Hippos alter their aggregations to mitigate density-dependent drought effects

Megaherbivores play a critical role in the ecology of African savannas and grasslands. In addition, these systems are forecast to experience more frequent and severe droughts as a product of changes in the global climate. Thus, the continued conservation of megaherbivores and their associated ecosystems will require a better understanding of how megaherbivores respond to drought by shifting their movement, diet and social behaviour. We address this need by investigating the factors affecting changes in the abundance of common hippopotamus (Hippopotamus amphibius; hereafter: 'hippos') throughout the six major rivers of Kruger National Park, South Africa, during and following the severe drought of 2015/2016. Specifically, we aimed to understand the role of two environmental characteristics that have relevance to hippos and that changed in response to drought: vegetation condition and the extent of pooled surface water. In addition, we investigated the extent to which pre-drought density affected changes in hippo abundance. Although vegetation and daytime refugia both appeared to influence pre-drought hippo abundance, these factors were less important to the change in hippo abundance related to the drought.
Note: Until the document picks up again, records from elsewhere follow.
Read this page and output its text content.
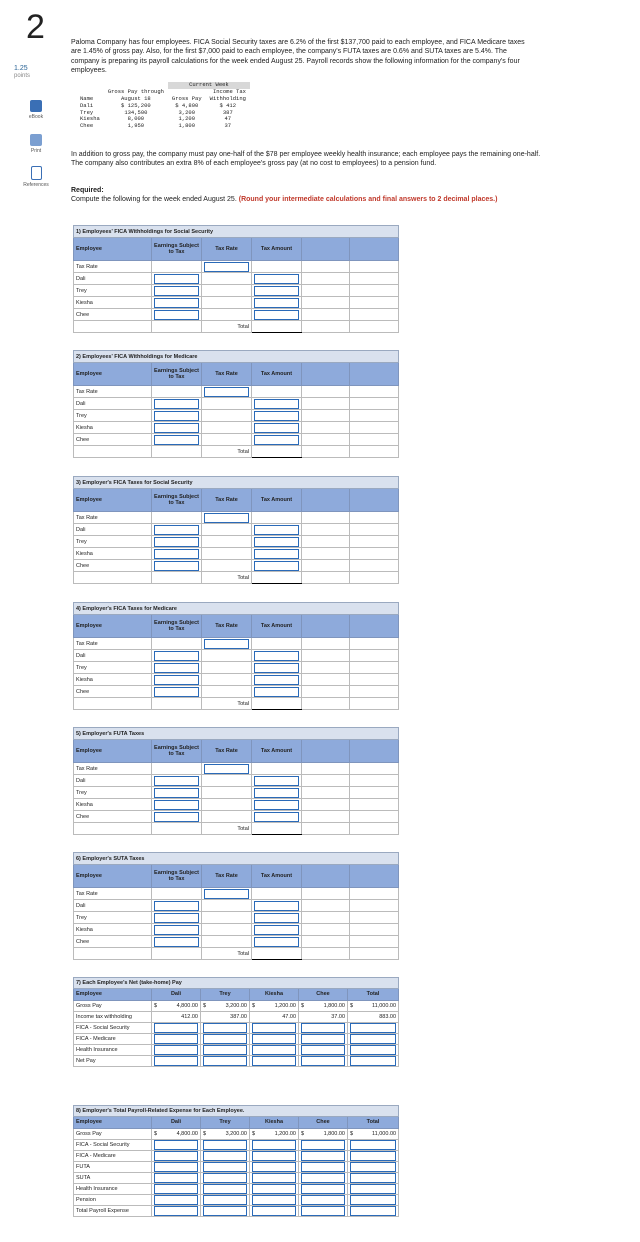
2
1.25
points
eBook
Print
References

Paloma Company has four employees. FICA Social Security taxes are 6.2% of the first $137,700 paid to each employee, and FICA Medicare taxes are 1.45% of gross pay. Also, for the first $7,000 paid to each employee, the company's FUTA taxes are 0.6% and SUTA taxes are 5.4%. The company is preparing its payroll calculations for the week ended August 25. Payroll records show the following information for the company's four employees.

		Current Week	
	Gross Pay through		Income Tax
Name	August 18	Gross Pay	Withholding
Dali	$ 125,200	$ 4,800	$ 412
Trey	134,500	3,200	387
Kiesha	8,000	1,200	47
Chee	1,950	1,800	37

In addition to gross pay, the company must pay one-half of the $78 per employee weekly health insurance; each employee pays the remaining one-half. The company also contributes an extra 8% of each employee's gross pay (at no cost to employees) to a pension fund.

Required:
Compute the following for the week ended August 25. (Round your intermediate calculations and final answers to 2 decimal places.)
1) Employees' FICA Withholdings for Social Security					
Employee	Earnings Subject to Tax	Tax Rate	Tax Amount		
Tax Rate		

Dali	

Trey	

Kiesha	

Chee	

		Total	

2) Employees' FICA Withholdings for Medicare					
Employee	Earnings Subject to Tax	Tax Rate	Tax Amount		
Tax Rate		

Dali	

Trey	

Kiesha	

Chee	

		Total	

3) Employer's FICA Taxes for Social Security					
Employee	Earnings Subject to Tax	Tax Rate	Tax Amount		
Tax Rate		

Dali	

Trey	

Kiesha	

Chee	

		Total	

4) Employer's FICA Taxes for Medicare					
Employee	Earnings Subject to Tax	Tax Rate	Tax Amount		
Tax Rate		

Dali	

Trey	

Kiesha	

Chee	

		Total	

5) Employer's FUTA Taxes					
Employee	Earnings Subject to Tax	Tax Rate	Tax Amount		
Tax Rate		

Dali	

Trey	

Kiesha	

Chee	

		Total	

6) Employer's SUTA Taxes					
Employee	Earnings Subject to Tax	Tax Rate	Tax Amount		
Tax Rate		

Dali	

Trey	

Kiesha	

Chee	

		Total	

7) Each Employee's Net (take-home) Pay					
Employee	Dali	Trey	Kiesha	Chee	Total
Gross Pay	$ 4,800.00	$ 3,200.00	$ 1,200.00	$ 1,800.00	$ 11,000.00
Income tax withholding	412.00	387.00	47.00	37.00	883.00
FICA - Social Security	

FICA - Medicare	

Health Insurance	

Net Pay	

8) Employer's Total Payroll-Related Expense for Each Employee.					
Employee	Dali	Trey	Kiesha	Chee	Total
Gross Pay	$ 4,800.00	$ 3,200.00	$ 1,200.00	$ 1,800.00	$ 11,000.00
FICA - Social Security	

FICA - Medicare	

FUTA	

SUTA	

Health Insurance	

Pension	

Total Payroll Expense	
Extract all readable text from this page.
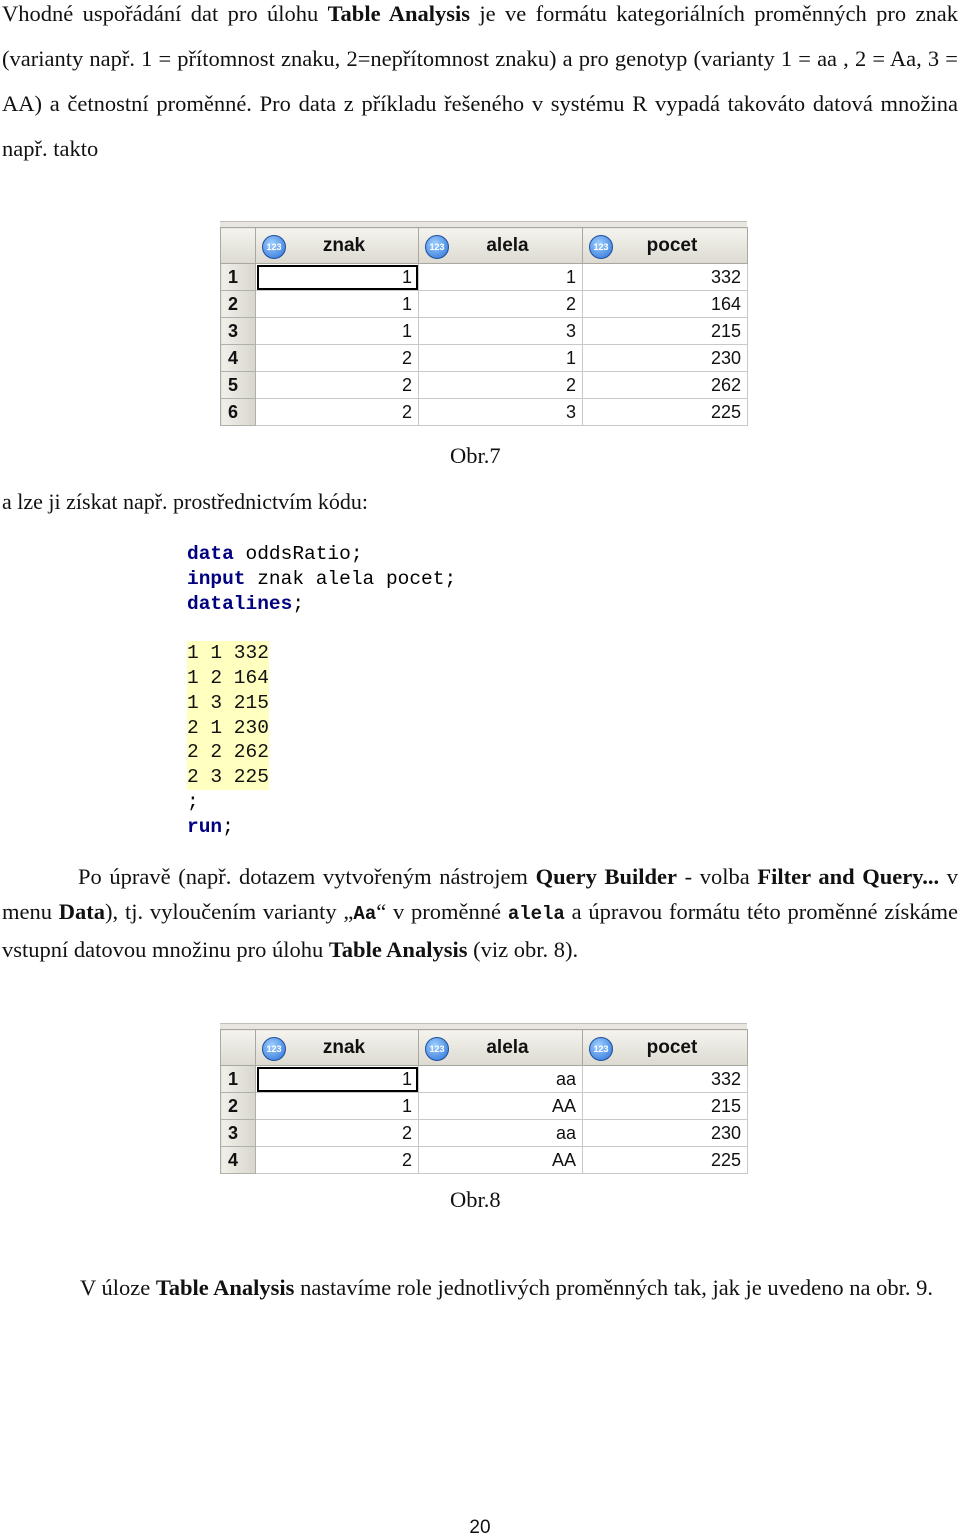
Vhodné uspořádání dat pro úlohu Table Analysis je ve formátu kategoriálních proměnných pro znak (varianty např. 1 = přítomnost znaku, 2=nepřítomnost znaku) a pro genotyp (varianty 1 = aa , 2 = Aa, 3 = AA) a četnostní proměnné. Pro data z příkladu řešeného v systému R vypadá takováto datová množina např. takto

	123 znak	123 alela	123 pocet
1	1	1	332
2	1	2	164
3	1	3	215
4	2	1	230
5	2	2	262
6	2	3	225
Obr.7
a lze ji získat např. prostřednictvím kódu:
data oddsRatio;
input znak alela pocet;
datalines;
1 1 332
1 2 164
1 3 215
2 1 230
2 2 262
2 3 225
;
run;
Po úpravě (např. dotazem vytvořeným nástrojem Query Builder - volba Filter and Query... v menu Data), tj. vyloučením varianty „Aa“ v proměnné alela a úpravou formátu této proměnné získáme vstupní datovou množinu pro úlohu Table Analysis (viz obr. 8).

	123 znak	123 alela	123 pocet
1	1	aa	332
2	1	AA	215
3	2	aa	230
4	2	AA	225
Obr.8
V úloze Table Analysis nastavíme role jednotlivých proměnných tak, jak je uvedeno na obr. 9.
20
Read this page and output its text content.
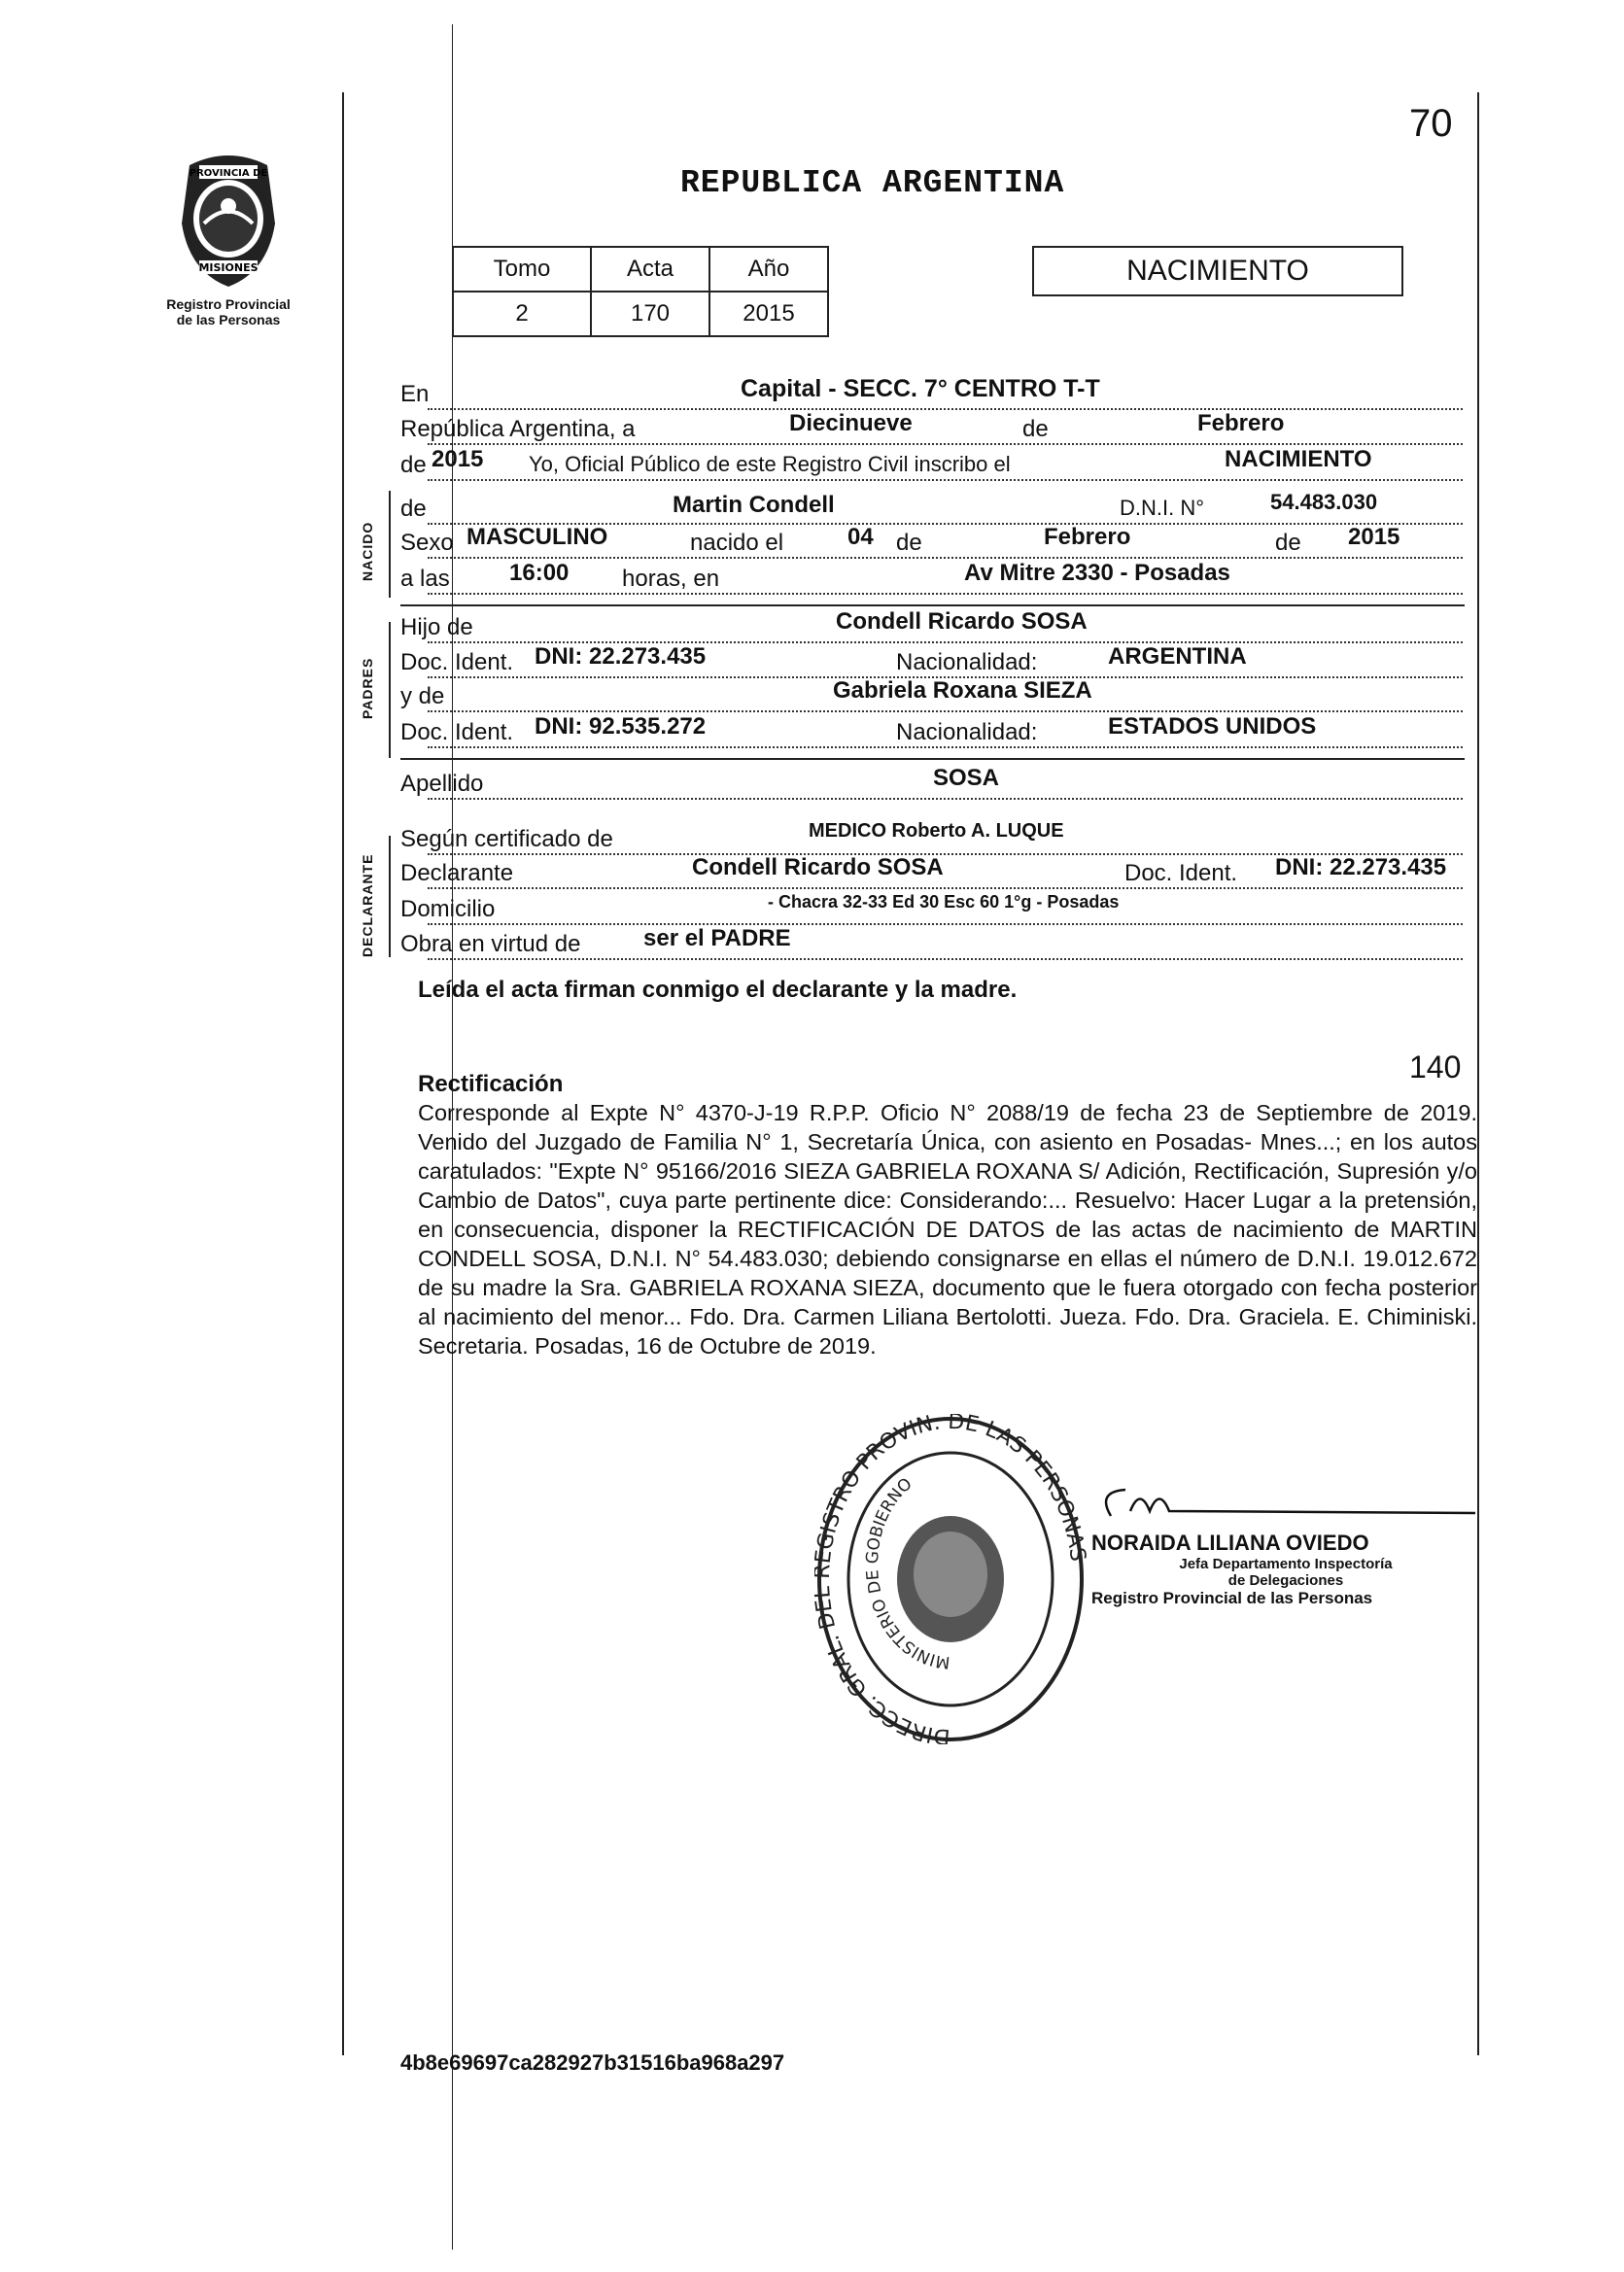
PROVINCIA DE
MISIONES
Registro Provincial
de las Personas
70
REPUBLICA ARGENTINA
Tomo	Acta	Año
2	170	2015
NACIMIENTO
NACIDO
PADRES
DECLARANTE
En	Capital - SECC. 7° CENTRO T-T
República Argentina, a	Diecinueve	de	Febrero
de 2015 Yo, Oficial Público de este Registro Civil inscribo el	NACIMIENTO
de	Martin Condell	D.N.I. N°	54.483.030
Sexo MASCULINO	nacido el	04 de	Febrero	de 2015
a las	16:00 horas, en	Av Mitre 2330 - Posadas
Hijo de	Condell Ricardo SOSA
Doc. Ident. DNI: 22.273.435	Nacionalidad:	ARGENTINA
y de	Gabriela Roxana SIEZA
Doc. Ident. DNI: 92.535.272	Nacionalidad:	ESTADOS UNIDOS
Apellido	SOSA
Según certificado de	MEDICO Roberto A. LUQUE
Declarante	Condell Ricardo SOSA	Doc. Ident. DNI: 22.273.435
Domicilio	- Chacra 32-33 Ed 30 Esc 60 1°g - Posadas
Obra en virtud de	ser el PADRE
Leída el acta firman conmigo el declarante y la madre.
140
Rectificación
Corresponde al Expte N° 4370-J-19 R.P.P. Oficio N° 2088/19 de fecha 23 de Septiembre de 2019. Venido del Juzgado de Familia N° 1, Secretaría Única, con asiento en Posadas- Mnes...; en los autos caratulados: "Expte N° 95166/2016 SIEZA GABRIELA ROXANA S/ Adición, Rectificación, Supresión y/o Cambio de Datos", cuya parte pertinente dice: Considerando:... Resuelvo: Hacer Lugar a la pretensión, en consecuencia, disponer la RECTIFICACIÓN DE DATOS de las actas de nacimiento de MARTIN CONDELL SOSA, D.N.I. N° 54.483.030; debiendo consignarse en ellas el número de D.N.I. 19.012.672 de su madre la Sra. GABRIELA ROXANA SIEZA, documento que le fuera otorgado con fecha posterior al nacimiento del menor... Fdo. Dra. Carmen Liliana Bertolotti. Jueza. Fdo. Dra. Graciela. E. Chiminiski. Secretaria. Posadas, 16 de Octubre de 2019.
DIRECC. GRAL. D GISTRO PROVIN. DE LAS PERSONA
MINISTERIO DE GOBIERNO
NORAIDA LILIANA OVIEDO
Jefa Departamento Inspectoría
de Delegaciones
Registro Provincial de las Personas
4b8e69697ca282927b31516ba968a297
Instead, the response to drought was most strongly related to the pre-drought abundance of hippos, where river segments supporting more than 50 individuals prior to the drought in 2015 decreased by more than half on average. Furthermore, we show that the degree of aggregation decreased from 2015 to 2016 because of the drought, but then began to increase again as the rains returned in 2017. Our results suggest that in addition to the large pools that support large aggregations of hippos in typical years, additional smaller pools are likely important for accommodating this drought-induced dispersion. However, maintaining this distribution of pools will likely become more challenging as southern Africa's population and water demands increase.